FAQ — Fix Slow MS Access Database
- Why is my MS Access database so slow?
- The most common causes: no FE/BE split so every user pulls data across the network, missing indexes on foreign key columns, subdatasheets set to Auto, forms with unbounded
SELECT *record sources, and VBA in an uncompiled state. Fix the split and indexes first — those two changes resolve 80% of multi-user slowness. See MS Access performance optimization for a full audit. - How do I fix MS Access 'Not Responding'?
- 'Not Responding' is the UI thread blocked on ACE I/O — almost always a form opening with a full-table unbounded record source. Narrow the form RecordSource to a saved filtered query. If it happens specifically after an Office update, check the ODBC driver (Fix 7 above) before touching any queries.
- Why is Access slow over a network or VPN?
- ACE uses file-level page reads that become SMB round trips. Test on Ethernet or RDP first — if the problem disappears, the issue is topology, not code. If it persists on wired, apply Fixes 1–5. VPN adds latency similar to Wi-Fi; an RDP host beside the file server collapses it.
- Why are Access linked SQL tables slow after an Office update?

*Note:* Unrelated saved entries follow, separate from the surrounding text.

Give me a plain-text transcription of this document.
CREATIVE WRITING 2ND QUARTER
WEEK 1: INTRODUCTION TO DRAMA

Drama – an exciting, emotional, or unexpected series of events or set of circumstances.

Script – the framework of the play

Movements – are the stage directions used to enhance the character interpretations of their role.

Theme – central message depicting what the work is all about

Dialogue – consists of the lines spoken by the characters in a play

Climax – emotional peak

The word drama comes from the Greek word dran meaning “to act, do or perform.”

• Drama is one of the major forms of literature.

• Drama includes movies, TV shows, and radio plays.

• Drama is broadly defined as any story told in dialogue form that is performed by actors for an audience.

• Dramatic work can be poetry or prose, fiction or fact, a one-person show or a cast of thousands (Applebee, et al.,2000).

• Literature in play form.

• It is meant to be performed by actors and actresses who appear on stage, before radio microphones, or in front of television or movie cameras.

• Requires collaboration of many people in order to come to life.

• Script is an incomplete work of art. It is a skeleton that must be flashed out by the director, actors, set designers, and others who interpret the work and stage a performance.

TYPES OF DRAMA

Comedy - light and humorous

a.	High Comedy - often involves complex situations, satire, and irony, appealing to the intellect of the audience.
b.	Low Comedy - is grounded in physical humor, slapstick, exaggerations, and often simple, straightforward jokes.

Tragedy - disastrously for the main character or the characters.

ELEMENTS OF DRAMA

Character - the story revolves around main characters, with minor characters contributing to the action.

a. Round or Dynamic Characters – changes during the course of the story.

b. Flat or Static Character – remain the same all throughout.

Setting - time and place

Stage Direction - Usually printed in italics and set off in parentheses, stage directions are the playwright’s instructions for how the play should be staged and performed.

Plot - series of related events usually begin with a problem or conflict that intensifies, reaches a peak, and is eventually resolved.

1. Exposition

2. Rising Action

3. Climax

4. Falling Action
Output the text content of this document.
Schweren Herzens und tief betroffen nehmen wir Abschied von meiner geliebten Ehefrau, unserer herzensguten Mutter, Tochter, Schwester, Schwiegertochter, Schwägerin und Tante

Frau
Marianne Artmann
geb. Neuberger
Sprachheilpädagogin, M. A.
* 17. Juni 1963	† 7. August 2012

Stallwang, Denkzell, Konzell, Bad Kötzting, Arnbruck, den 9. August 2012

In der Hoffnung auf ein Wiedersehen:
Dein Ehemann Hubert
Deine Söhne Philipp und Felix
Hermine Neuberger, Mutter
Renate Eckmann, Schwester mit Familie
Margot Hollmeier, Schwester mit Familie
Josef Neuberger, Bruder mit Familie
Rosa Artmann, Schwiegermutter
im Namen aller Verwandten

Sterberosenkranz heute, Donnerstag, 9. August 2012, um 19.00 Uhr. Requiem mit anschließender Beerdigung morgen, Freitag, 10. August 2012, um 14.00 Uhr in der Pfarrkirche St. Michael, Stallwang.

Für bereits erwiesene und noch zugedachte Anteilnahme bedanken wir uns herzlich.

- The legacy SQL Server ODBC driver regressed in multiple Office 365 builds. Change your connection strings from DRIVER=SQL Server to DRIVER=ODBC Driver 17 for SQL Server. Re-link the tables and test. This single change restores performance in most post-update SQL linked-table slowness cases.
- What does a stale .lacdb tell me about performance?
- A .lacdb that persists after all users are closed means a client crashed without releasing its lock. The next user pays lock-recovery overhead before their first query. Fix: close stale processes, exclude the .laccdb from antivirus real-time scan, and enforce clean exits from the Access application.
- Should I disable subdatasheets to speed up Access?
- Yes — set Subdatasheet Name to [None] on every high-traffic table. The default Auto value silently loads related rows on every record navigation over the network. This is one of the fastest performance wins available and takes about 10 minutes.
- When should I migrate from Access to SQL Server for performance?
- When the back-end file exceeds 1 GB of real data, you have 5+ concurrent writers on high-contention tables, or compliance requires server-side transaction logs. Below those thresholds, FE/BE split and query optimization restore acceptable performance without a migration project.